The posters were shown to district-level administrators, and some of the students were able to give presentations to science teachers from other high schools as part of a district-wide training event. If your course already incorporates a research experience, consider exploring opportunities to include a poster session. Most colleges and universities host undergraduate research conferences, and organizers may be willing to allow high school presenters if they are partnered with a college faculty member.

I invite you to set aside some time to delve into the wisdom and inspiration shared by your fellow educators in this issue of Chemistry Solutions. You’ll have the opportunity to read about assortment of insightful contributions, including:

  • The feature article, read about how a teacher worked on improving his mental health and how a discussion with fellow teachers led to him learning new techniques that you can try as well.
  • A teacher who employs a trio of strategies in her classroom which collectively empower her students to take ownership of their learning journey.
  • Hear about a high school chemistry teacher who incorporated science fair projects into her curriculum so her students could compete in the International Science and Engineering Fair (ISEF).
  • The story of a chemistry teacher who tackled the challenge of becoming a teacher in both a foreign language and country in her first year of teaching.

In closing, I urge you to seek out opportunities to engage your students in authentic research experiences. From an educational outcomes perspective, it is one of the best instructional practices. From my perspective, it can be life-changing!

Don Warner

Don Warner
SOCED Representative


1. Lopatto, D. Undergraduate research experiences support science career decisions and active learning. CBE – Life Sciences Education. 2007, 6, 297-306.

2. Nadelson, L.; Walter, L.; Waterman, J. Undergraduate research experiences at different level of inquiry. Journal of STEM Education. 2010, 11, 27-44.

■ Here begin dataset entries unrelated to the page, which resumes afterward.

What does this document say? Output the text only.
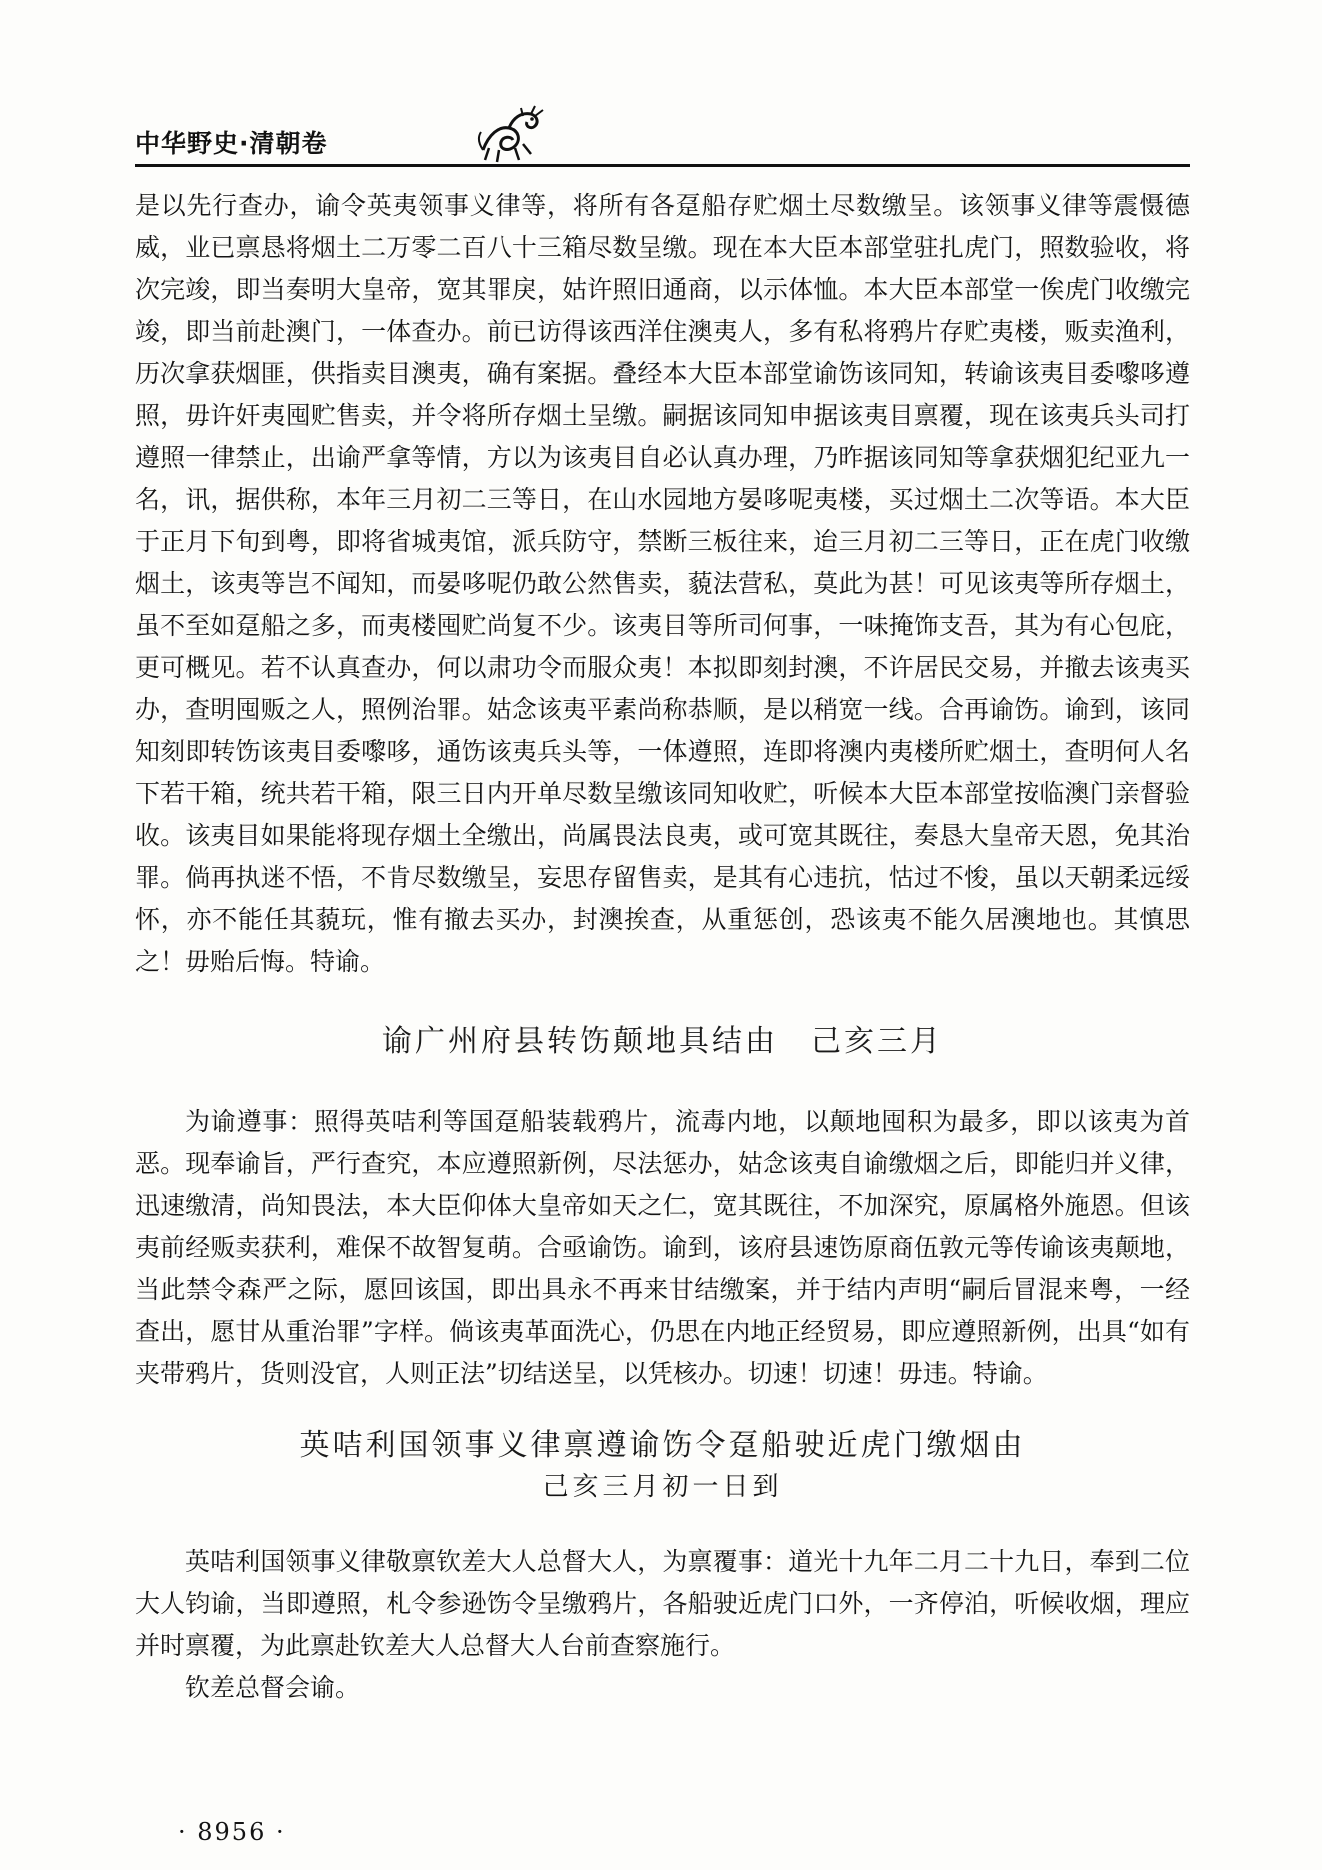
中华野史·清朝卷

是以先行查办，谕令英夷领事义律等，将所有各趸船存贮烟土尽数缴呈。该领事义律等震慑德威，业已禀恳将烟土二万零二百八十三箱尽数呈缴。现在本大臣本部堂驻扎虎门，照数验收，将次完竣，即当奏明大皇帝，宽其罪戾，姑许照旧通商，以示体恤。本大臣本部堂一俟虎门收缴完竣，即当前赴澳门，一体查办。前已访得该西洋住澳夷人，多有私将鸦片存贮夷楼，贩卖渔利，历次拿获烟匪，供指卖目澳夷，确有案据。叠经本大臣本部堂谕饬该同知，转谕该夷目委嚟哆遵照，毋许奸夷囤贮售卖，并令将所存烟土呈缴。嗣据该同知申据该夷目禀覆，现在该夷兵头司打遵照一律禁止，出谕严拿等情，方以为该夷目自必认真办理，乃昨据该同知等拿获烟犯纪亚九一名，讯，据供称，本年三月初二三等日，在山水园地方晏哆呢夷楼，买过烟土二次等语。本大臣于正月下旬到粤，即将省城夷馆，派兵防守，禁断三板往来，迨三月初二三等日，正在虎门收缴烟土，该夷等岂不闻知，而晏哆呢仍敢公然售卖，藐法营私，莫此为甚！可见该夷等所存烟土，虽不至如趸船之多，而夷楼囤贮尚复不少。该夷目等所司何事，一味掩饰支吾，其为有心包庇，更可概见。若不认真查办，何以肃功令而服众夷！本拟即刻封澳，不许居民交易，并撤去该夷买办，查明囤贩之人，照例治罪。姑念该夷平素尚称恭顺，是以稍宽一线。合再谕饬。谕到，该同知刻即转饬该夷目委嚟哆，通饬该夷兵头等，一体遵照，连即将澳内夷楼所贮烟土，查明何人名下若干箱，统共若干箱，限三日内开单尽数呈缴该同知收贮，听候本大臣本部堂按临澳门亲督验收。该夷目如果能将现存烟土全缴出，尚属畏法良夷，或可宽其既往，奏恳大皇帝天恩，免其治罪。倘再执迷不悟，不肯尽数缴呈，妄思存留售卖，是其有心违抗，怙过不悛，虽以天朝柔远绥怀，亦不能任其藐玩，惟有撤去买办，封澳挨查，从重惩创，恐该夷不能久居澳地也。其慎思之！毋贻后悔。特谕。

谕广州府县转饬颠地具结由　己亥三月

为谕遵事：照得英咭利等国趸船装载鸦片，流毒内地，以颠地囤积为最多，即以该夷为首恶。现奉谕旨，严行查究，本应遵照新例，尽法惩办，姑念该夷自谕缴烟之后，即能归并义律，迅速缴清，尚知畏法，本大臣仰体大皇帝如天之仁，宽其既往，不加深究，原属格外施恩。但该夷前经贩卖获利，难保不故智复萌。合亟谕饬。谕到，该府县速饬原商伍敦元等传谕该夷颠地，当此禁令森严之际，愿回该国，即出具永不再来甘结缴案，并于结内声明“嗣后冒混来粤，一经查出，愿甘从重治罪”字样。倘该夷革面洗心，仍思在内地正经贸易，即应遵照新例，出具“如有夹带鸦片，货则没官，人则正法”切结送呈，以凭核办。切速！切速！毋违。特谕。

英咭利国领事义律禀遵谕饬令趸船驶近虎门缴烟由

己亥三月初一日到

英咭利国领事义律敬禀钦差大人总督大人，为禀覆事：道光十九年二月二十九日，奉到二位大人钧谕，当即遵照，札令参逊饬令呈缴鸦片，各船驶近虎门口外，一齐停泊，听候收烟，理应并时禀覆，为此禀赴钦差大人总督大人台前查察施行。

钦差总督会谕。

· 8956 ·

3. Seymour, E.; Hunter, A. B.; Laursen, S. L.; DeAntoni, T. Establishing the benefits of research experiences for undergraduates in the sciences: First findings from a three-year study. Science Education. 2004, 88, 493–534.

4. Collins, T. W.; Grineski, S. E.; Shenberger, J.; Morales, X.; Morera, O. F.; Echegoyen, L. E. Undergraduate research participation is associated with improved student outcomes at a Hispanic-serving institution. J. Coll. Stud. Dev. 2017, 58; 583-600. doi: 10.1353/csd.2017.0044.

5. Nerio, R.; Webber, A.; MacLachlan, E.; Lopatto, D.; Caplan, A. J. One-year research experience for associate’s degree students impacts graduation, STEM retention, and transfer patterns. CBE Life Sci. Educ. 2019, 18; ar25. doi:10.1187/cbe.19-02-0042.

6. Salto, L. M.; Riggs, M. L.; Delgado De Leon, D.; Casiano, C. A.; De Leon, M. Underrepresented minority high school and college students report STEM-pipeline sustaining gains after participating in the Loma Linda University Summer Health Disparities Research Program. PLoS One. 2014, 9, e108497. doi:10.1371/journal.pone.0108497.

7. Nadelson, L. S.; Jemison, R. C.; Soto, E.; Warner, D. L. Cultivating a New “SEED”: From an On-Ground to Online Chemistry Summer Camp. J. Chem. Educ. 2022, 99, 129–139. https://doi.org/10.1021/acs.jchemed.1c00280.

8. Casad, B. J.; Chang, A.L.; Pribbenow, C. M. The Benefits of Attending the Annual Biomedical Research Conference for Minority Students (ABRCMS): The Role of Research Confidence. CBE life sciences education. 2016, 15, ar46. https://doi.org/10.1187/cbe.16-01-0048.

9. Dolan, E. L. 2016. Course-Based Undergraduate Research Experiences: Current Knowledge and Future Directions. Commissioned for Committee on Strengthening Research Experiences for Undergraduate STEM Students. https://sites.nationalacademies.org/cs/groups/dbassesite/documents/webpage/dbasse_177288.pdf.

10. See, for example, Murray, D. H.; Obare, S. O.; Hagerman, J. H. (Eds.). The Power and Promise of Early Research. ACS Symp. Ser. 2013, 1231. doi:10.1021/bk-2016-1231.